Magique, difficile à expliquer et encore plus à comprendre… à moins qu’il n’y ait rien à expliquer et encore moins à comprendre.
Personne ne s’impatiente, on sait que c’est la vie, que ça viendra ou pas et qu’après tout, ce n’est pas toute la vie ; on attend dans cet éternel été. On sait qu’à son heure, la louche invitera dans la potion ce qui lui manque: un bout de ciel gris ou bleu, de chemin ensoleillé ou de flaque, un mur abandonné ou ignoré, une miette de ce qui fait le quotidien, l’apparente banalité, banalité où sont pourtant enfouis tant de richesses, de la violence, parfois, de l’amour, toujours, à ce point précis de l'univers, à cet endroit, en ce moment captés. Alors, seulement la mixture se déversera sans retenue sur le filtre, titillant sa sensibilité, son esprit, son vécu, ses vides et ses pleins. C’est ça, le filtre agit, ne se retient plus, il doit diffuser.
Donc le buvard, page blanche, écran noir, attendait, lui aussi. Mais bientôt il sent les premières gouttes s’insinuer dans ses fibres, le premier nuage, cette boue, ce poil de chien, cette queue de cerise, ce soleil. Il boit, il absorbe, gorge ses fibres de couleurs, de matières, de formes, en collaboration étroite avec le filtre « on va glisser le bleu vers ta mélancolie, ta colère ou ta tristesse ressortiront mieux, …mais, malgré tout, l’ensemble transpirera la part d’espoir, l’amitié, l’amour, pour ce que valent les hommes », Et ,lorsqu’à satiété, le buvard commencera sa vie de page remplie, il montrera toujours de la boue, de la brique, un arbre, une mort, une résurrection, mais tellement chargés d’ondes qu’ils en seront transformés.
Le buvard le sait, soit il restera serré entre deux pages d’un cahier d’écolier, soit il voyagera au jour.
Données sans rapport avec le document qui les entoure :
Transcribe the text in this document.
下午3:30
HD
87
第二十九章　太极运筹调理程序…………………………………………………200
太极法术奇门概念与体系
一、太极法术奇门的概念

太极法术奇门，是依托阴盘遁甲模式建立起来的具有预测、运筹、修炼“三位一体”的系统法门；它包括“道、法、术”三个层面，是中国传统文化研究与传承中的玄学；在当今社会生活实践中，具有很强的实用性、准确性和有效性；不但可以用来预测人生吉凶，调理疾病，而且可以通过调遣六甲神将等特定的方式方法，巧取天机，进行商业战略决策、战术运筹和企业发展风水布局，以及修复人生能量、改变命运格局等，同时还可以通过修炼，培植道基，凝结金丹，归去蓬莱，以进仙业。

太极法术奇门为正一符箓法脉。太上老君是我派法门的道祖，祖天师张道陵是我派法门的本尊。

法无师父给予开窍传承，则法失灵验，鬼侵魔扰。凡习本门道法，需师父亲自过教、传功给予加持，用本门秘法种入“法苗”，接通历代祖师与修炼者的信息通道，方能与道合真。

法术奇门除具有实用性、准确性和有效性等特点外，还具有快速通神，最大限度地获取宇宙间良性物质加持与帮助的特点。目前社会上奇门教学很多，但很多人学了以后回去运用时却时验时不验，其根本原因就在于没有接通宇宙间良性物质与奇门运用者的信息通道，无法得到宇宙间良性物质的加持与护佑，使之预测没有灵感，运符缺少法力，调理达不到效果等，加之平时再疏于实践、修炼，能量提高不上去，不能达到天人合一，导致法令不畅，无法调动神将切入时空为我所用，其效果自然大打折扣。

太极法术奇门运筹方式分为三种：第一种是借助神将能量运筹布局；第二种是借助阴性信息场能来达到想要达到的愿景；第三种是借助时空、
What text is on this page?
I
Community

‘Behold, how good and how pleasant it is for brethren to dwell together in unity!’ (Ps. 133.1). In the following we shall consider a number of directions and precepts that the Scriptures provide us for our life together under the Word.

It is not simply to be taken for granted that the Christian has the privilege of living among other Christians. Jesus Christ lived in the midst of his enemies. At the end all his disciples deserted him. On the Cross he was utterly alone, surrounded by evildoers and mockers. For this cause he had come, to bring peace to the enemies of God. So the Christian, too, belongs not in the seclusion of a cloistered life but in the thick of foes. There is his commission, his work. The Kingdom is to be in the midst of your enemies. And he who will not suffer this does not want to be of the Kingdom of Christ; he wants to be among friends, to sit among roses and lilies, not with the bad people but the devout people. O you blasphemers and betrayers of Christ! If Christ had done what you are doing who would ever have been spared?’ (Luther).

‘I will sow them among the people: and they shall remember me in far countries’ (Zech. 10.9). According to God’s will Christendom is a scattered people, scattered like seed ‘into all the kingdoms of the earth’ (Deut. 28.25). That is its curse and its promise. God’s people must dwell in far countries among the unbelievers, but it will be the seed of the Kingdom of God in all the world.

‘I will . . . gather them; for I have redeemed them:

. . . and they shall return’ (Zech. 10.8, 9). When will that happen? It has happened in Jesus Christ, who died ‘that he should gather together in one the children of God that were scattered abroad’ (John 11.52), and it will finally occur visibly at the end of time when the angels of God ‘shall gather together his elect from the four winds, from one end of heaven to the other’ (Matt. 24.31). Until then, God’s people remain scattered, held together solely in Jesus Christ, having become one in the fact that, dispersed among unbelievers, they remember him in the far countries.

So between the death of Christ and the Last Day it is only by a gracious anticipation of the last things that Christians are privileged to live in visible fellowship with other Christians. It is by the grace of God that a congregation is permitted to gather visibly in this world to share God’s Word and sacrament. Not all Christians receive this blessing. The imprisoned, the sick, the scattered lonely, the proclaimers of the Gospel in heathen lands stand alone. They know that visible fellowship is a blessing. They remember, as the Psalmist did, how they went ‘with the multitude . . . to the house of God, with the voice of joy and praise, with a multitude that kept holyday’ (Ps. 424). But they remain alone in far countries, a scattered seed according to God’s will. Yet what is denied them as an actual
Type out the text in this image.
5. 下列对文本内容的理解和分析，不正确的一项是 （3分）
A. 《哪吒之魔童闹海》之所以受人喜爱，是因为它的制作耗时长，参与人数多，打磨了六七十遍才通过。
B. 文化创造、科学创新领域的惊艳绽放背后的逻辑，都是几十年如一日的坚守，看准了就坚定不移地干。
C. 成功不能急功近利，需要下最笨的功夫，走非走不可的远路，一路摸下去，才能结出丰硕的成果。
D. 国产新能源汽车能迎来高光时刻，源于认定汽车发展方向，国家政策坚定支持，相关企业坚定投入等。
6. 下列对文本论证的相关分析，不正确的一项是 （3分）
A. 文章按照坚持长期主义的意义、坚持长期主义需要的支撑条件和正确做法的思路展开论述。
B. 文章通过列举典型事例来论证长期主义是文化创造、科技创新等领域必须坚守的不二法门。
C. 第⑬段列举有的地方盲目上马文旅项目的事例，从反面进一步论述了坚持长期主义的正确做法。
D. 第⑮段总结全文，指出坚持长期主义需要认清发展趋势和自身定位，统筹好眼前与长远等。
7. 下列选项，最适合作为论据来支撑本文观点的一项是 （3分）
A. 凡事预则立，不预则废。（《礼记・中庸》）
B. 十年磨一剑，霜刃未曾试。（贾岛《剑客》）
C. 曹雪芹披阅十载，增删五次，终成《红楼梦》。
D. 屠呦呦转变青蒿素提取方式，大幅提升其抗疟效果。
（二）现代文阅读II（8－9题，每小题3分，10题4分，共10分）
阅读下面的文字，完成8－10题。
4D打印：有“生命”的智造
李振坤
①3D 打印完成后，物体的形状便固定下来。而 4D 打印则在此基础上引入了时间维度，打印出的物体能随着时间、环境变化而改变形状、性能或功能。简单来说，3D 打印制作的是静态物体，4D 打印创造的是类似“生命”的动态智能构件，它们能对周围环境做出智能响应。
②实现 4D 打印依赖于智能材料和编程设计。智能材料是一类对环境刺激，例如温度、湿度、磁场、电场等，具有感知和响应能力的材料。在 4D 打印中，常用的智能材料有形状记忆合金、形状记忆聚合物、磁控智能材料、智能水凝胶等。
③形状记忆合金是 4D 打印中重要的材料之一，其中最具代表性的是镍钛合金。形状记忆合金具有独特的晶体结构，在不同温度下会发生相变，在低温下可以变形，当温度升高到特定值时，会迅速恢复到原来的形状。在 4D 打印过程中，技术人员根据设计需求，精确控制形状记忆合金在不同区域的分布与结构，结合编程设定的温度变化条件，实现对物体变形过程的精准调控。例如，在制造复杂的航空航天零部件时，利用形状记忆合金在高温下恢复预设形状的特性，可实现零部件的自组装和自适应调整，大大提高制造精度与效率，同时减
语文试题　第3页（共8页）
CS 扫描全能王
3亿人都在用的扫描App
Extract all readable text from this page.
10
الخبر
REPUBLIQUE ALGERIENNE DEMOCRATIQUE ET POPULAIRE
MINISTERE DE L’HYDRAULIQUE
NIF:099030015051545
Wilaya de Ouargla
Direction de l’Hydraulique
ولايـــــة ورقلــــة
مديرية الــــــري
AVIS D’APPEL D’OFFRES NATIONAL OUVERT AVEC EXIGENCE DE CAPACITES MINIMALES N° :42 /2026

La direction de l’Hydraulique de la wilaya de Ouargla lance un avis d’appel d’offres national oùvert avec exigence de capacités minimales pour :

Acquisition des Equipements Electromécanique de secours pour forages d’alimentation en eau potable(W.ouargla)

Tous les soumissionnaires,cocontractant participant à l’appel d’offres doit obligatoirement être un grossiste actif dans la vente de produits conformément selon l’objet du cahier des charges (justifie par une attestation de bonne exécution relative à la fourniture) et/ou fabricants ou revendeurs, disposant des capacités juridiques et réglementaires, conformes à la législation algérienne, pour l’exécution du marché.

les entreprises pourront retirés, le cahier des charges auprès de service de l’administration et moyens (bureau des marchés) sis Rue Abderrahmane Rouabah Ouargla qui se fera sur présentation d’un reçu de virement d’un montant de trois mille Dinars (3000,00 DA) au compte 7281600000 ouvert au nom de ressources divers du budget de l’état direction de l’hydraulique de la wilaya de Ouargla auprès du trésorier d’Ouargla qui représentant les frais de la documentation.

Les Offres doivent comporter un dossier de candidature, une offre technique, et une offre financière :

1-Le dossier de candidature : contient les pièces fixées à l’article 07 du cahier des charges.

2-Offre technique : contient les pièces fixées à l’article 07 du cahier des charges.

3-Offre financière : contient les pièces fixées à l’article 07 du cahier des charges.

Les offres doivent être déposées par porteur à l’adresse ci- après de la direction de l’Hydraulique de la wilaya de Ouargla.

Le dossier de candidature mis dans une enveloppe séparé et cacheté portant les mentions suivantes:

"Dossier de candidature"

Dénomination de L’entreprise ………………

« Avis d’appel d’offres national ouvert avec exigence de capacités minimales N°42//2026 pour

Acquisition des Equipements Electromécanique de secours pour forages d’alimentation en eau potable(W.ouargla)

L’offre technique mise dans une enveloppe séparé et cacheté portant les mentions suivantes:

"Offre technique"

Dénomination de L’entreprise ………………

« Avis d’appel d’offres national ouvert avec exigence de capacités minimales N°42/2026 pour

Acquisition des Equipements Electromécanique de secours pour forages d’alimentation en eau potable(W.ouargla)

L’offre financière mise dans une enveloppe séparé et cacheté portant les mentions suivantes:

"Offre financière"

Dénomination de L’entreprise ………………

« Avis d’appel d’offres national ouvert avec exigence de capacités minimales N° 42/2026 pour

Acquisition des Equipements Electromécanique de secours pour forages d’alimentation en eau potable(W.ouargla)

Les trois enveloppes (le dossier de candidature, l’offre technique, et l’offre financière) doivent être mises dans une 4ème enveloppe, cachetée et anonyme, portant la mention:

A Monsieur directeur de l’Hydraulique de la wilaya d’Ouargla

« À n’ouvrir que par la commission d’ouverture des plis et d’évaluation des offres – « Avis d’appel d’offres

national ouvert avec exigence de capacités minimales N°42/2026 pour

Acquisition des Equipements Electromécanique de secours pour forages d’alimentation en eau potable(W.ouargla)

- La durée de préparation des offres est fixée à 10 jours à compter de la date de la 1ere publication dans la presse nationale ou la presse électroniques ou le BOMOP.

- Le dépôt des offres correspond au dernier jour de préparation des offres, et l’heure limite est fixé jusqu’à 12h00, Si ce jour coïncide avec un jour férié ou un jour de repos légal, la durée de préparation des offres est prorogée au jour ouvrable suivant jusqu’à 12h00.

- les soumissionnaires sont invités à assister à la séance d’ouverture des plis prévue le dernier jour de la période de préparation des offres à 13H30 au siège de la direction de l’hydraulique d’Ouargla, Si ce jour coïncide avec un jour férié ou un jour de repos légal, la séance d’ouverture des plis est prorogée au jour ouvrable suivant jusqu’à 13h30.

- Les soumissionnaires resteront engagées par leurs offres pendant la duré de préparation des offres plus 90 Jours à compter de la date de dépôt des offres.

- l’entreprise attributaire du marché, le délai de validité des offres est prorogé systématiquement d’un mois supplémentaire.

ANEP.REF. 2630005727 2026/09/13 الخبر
Mais il sait aussi, que, tôt ou tard, il aura le bonheur d’interagir avec le quidam qui l’aura sous les yeux Celui-ci, s’il en a envie, s’en créera son propre voyage ; sa louche nourrira son propre filtre, en quelque sorte.
Hermaphrodite, le buvard fait un petit, feuille blanche ou écran noir, qui, à son tour, le moment venu, boira l’encre de l’indicible."